Nothing new to report on this subject.
However since PBB still maintains an unprecedented hold of power in their 35 seats allocation one sees no reason to break the stranglehold.As long as the Sarawak remains the BN stronghold UMNO will not want to come in as it might lead to the lost of power in Putrajaya. 31 seats only 2 now in opposition and that is in DAP hands.
It must be noted that UMNO does not need to look into pouring their budget into another State as PBB the BN backbone will be able to handle and deliver the seats to BN. The key remains with Taib and as such everyone is speculating on when and will UMNO come into Sarawak after he relinquishes power.
This article we extract and you will be able to make your own judgement.
“But I dare not say more. I can’t really see it happening yet but the day (Chief Minister Abdul) Taib (Mahmud) moves away from the scene, there will be some serious moves (into Sarawak by Umno),” he said.
Speaking at a forum on the 10th Sarawak election organised by pollster Merdeka Centre in Selangor last night, Aeria said the possibility of Umno in Sarawak “should not be feared” and that there should be more engagement on this front.
Fellow Unimas political scientist Faisal Syam Hazis said Umno will have a hard time making its case to enter Sarawak after PBB – the local party which represents the Malay-Melanau and Muslim community – won all 35 seats it contested.
This also makes it the party which holds the largest proportion of the Sarawak assembly’s 71 seats.
“For Umno to come in, PBB will have to be dissolved. Sarawak BN, including (Dayak-based) PRS and PBDS will try its best to ensure that Umno stays out,” he said.
For Sarawakians, Umno is still very much the bogeyman. This was exemplified in a billboard during the election campaign, showing three sharks marked DAP, PAS and PKR circling Sarawak, while an unmarked shark was depicted taking a bite out of Sabah.

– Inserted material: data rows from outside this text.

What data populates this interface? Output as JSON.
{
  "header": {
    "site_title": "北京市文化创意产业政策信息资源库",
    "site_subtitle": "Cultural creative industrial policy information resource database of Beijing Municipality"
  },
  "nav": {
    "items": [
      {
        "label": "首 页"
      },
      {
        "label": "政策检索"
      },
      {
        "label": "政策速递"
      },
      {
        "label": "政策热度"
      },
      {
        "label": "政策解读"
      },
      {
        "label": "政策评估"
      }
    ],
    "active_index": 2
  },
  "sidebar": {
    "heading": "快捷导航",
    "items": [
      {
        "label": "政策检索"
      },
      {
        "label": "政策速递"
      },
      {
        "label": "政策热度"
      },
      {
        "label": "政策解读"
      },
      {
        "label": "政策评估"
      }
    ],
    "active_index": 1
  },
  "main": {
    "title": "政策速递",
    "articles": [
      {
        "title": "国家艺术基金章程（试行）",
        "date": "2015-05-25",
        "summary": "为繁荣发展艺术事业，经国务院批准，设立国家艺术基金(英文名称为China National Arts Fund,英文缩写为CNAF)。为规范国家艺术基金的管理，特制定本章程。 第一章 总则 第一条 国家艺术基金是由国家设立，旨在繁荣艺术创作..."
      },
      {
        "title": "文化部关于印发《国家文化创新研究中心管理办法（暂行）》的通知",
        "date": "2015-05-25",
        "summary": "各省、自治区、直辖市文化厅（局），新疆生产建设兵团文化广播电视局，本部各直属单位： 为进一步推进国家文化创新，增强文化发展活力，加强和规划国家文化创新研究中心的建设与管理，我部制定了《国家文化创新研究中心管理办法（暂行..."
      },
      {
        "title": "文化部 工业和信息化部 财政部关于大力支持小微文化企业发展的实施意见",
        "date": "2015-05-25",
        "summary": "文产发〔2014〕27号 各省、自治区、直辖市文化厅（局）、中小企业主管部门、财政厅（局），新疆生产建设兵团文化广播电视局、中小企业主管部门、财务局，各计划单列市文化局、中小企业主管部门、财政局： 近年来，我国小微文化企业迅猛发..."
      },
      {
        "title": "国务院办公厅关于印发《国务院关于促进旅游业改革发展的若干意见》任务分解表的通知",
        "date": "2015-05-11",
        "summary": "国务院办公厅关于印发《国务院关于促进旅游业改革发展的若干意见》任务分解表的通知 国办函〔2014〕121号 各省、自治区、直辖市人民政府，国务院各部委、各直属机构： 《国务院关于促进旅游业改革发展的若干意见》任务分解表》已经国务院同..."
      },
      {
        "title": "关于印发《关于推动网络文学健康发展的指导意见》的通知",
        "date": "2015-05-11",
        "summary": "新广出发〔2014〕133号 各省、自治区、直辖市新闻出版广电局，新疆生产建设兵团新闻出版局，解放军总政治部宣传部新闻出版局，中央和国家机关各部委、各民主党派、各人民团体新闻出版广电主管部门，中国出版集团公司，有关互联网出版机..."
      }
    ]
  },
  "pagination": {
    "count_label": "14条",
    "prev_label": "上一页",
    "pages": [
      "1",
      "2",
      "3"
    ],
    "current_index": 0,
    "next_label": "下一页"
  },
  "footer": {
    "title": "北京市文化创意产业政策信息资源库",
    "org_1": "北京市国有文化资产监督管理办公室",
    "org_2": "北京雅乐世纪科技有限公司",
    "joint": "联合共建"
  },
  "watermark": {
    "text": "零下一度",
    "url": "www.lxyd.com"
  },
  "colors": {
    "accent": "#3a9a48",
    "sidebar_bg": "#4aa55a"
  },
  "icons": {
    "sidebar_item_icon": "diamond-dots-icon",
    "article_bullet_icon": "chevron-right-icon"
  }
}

“You would assume that the unmarked shark is Umno and that Sarawak BN was killing two birds with one stone,” he said to laughter from the audience of about 300.

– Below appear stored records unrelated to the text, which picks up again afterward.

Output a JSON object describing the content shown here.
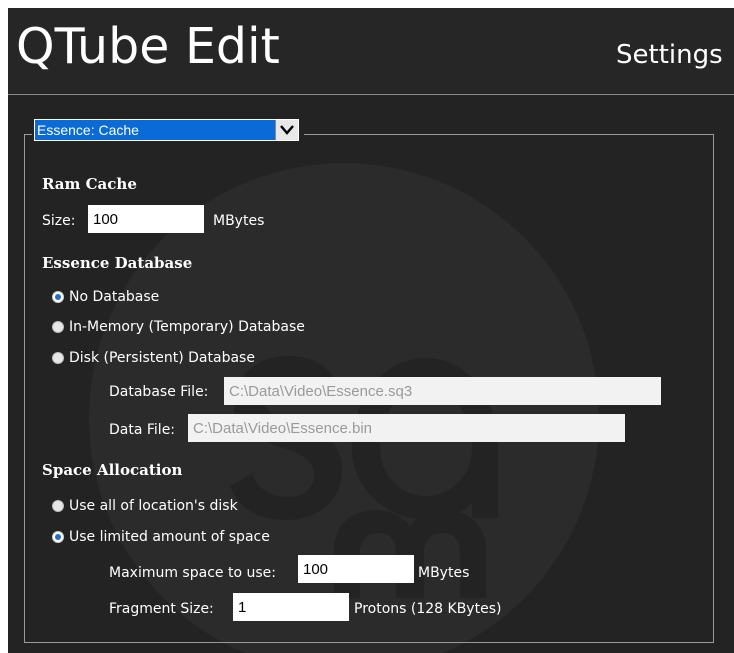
{
  "header": {
    "app_title": "QTube Edit",
    "section_title": "Settings"
  },
  "section_select": {
    "value": "Essence: Cache"
  },
  "ram_cache": {
    "heading": "Ram Cache",
    "size_label": "Size:",
    "size_value": "100",
    "size_unit": "MBytes"
  },
  "essence_database": {
    "heading": "Essence Database",
    "options": [
      {
        "label": "No Database",
        "checked": true
      },
      {
        "label": "In-Memory (Temporary) Database",
        "checked": false
      },
      {
        "label": "Disk (Persistent) Database",
        "checked": false
      }
    ],
    "database_file_label": "Database File:",
    "database_file_value": "C:\\Data\\Video\\Essence.sq3",
    "data_file_label": "Data File:",
    "data_file_value": "C:\\Data\\Video\\Essence.bin"
  },
  "space_allocation": {
    "heading": "Space Allocation",
    "options": [
      {
        "label": "Use all of location's disk",
        "checked": false
      },
      {
        "label": "Use limited amount of space",
        "checked": true
      }
    ],
    "max_space_label": "Maximum space to use:",
    "max_space_value": "100",
    "max_space_unit": "MBytes",
    "fragment_label": "Fragment Size:",
    "fragment_value": "1",
    "fragment_unit": "Protons (128 KBytes)"
  },
  "colors": {
    "background": "#232323",
    "accent": "#0a6ad6",
    "radio_selected": "#1f6fd0"
  },
  "icons": {
    "select_arrow": "chevron-down-icon",
    "watermark": "sam-logo-watermark"
  }
}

Whether or not Umno makes a play for Sarawak, Faisal said the fact that BN conceded 16 seats (three times more than 2006) and narrowly won 14 other seats foreshadows strains in federal-state relations.
Ngemah, Telang Usan and Senadin were won with less than 50 percent of votes, while 11 others including Beting Maro, Kedup, Bengoh and Kakus were taken with 50-56 percent of the votes. Most of these seats saw multi-cornered fights.
“With 14 (marginal) seats and 16 seats lost (by BN), there is a genuine threat of losing the two-thirds majority…if the opposition is able to put up a straight fight,” Faisal said.
“The expectation was for Sarawak BN to win 80-90 percent of the seats and when they lost 16 with Taib being the lead cause for that, Kuala Lumpur panicked and called for his head (causing) a strain in federal-state relations from now on.”
PBB power struggle?
However, Faisal believes that Taib will use the fact that he had retained the two-thirds majority support as a reason to stay and will use his succession plan to show Kuala Lumpur who is boss.
“There is a clear indicator that KL wants (PBB deputy chief) Abang Johari (Abang Openg, left) because he is seen as the leader with the less baggage in terms of corruption.
“But Taib was sworn in as chief minister soon after the two-thirds majority was announced, and as a symbolic gesture, the person sitting next to (Taib’s wife that night was PBB vice-president) Awang Tengah.
“Taib is saying: ‘I am not stepping down but even if I do, the choice of a successor is mine. I have been the strongman of Sarawak for 30 years and have delivered the parliamentary seats (to BN) so why should I bow down?’.”
Agreeing with his colleague, Unimas lecturer Neilson Mersat said post-election factional fighting within PBB will be watched for the anticipated “power struggle”, following raised expectations of Taib’s departure.
The chief minister in an interview immediately after results were announced on April 16 had said that he is seeking to retire “mid-term”.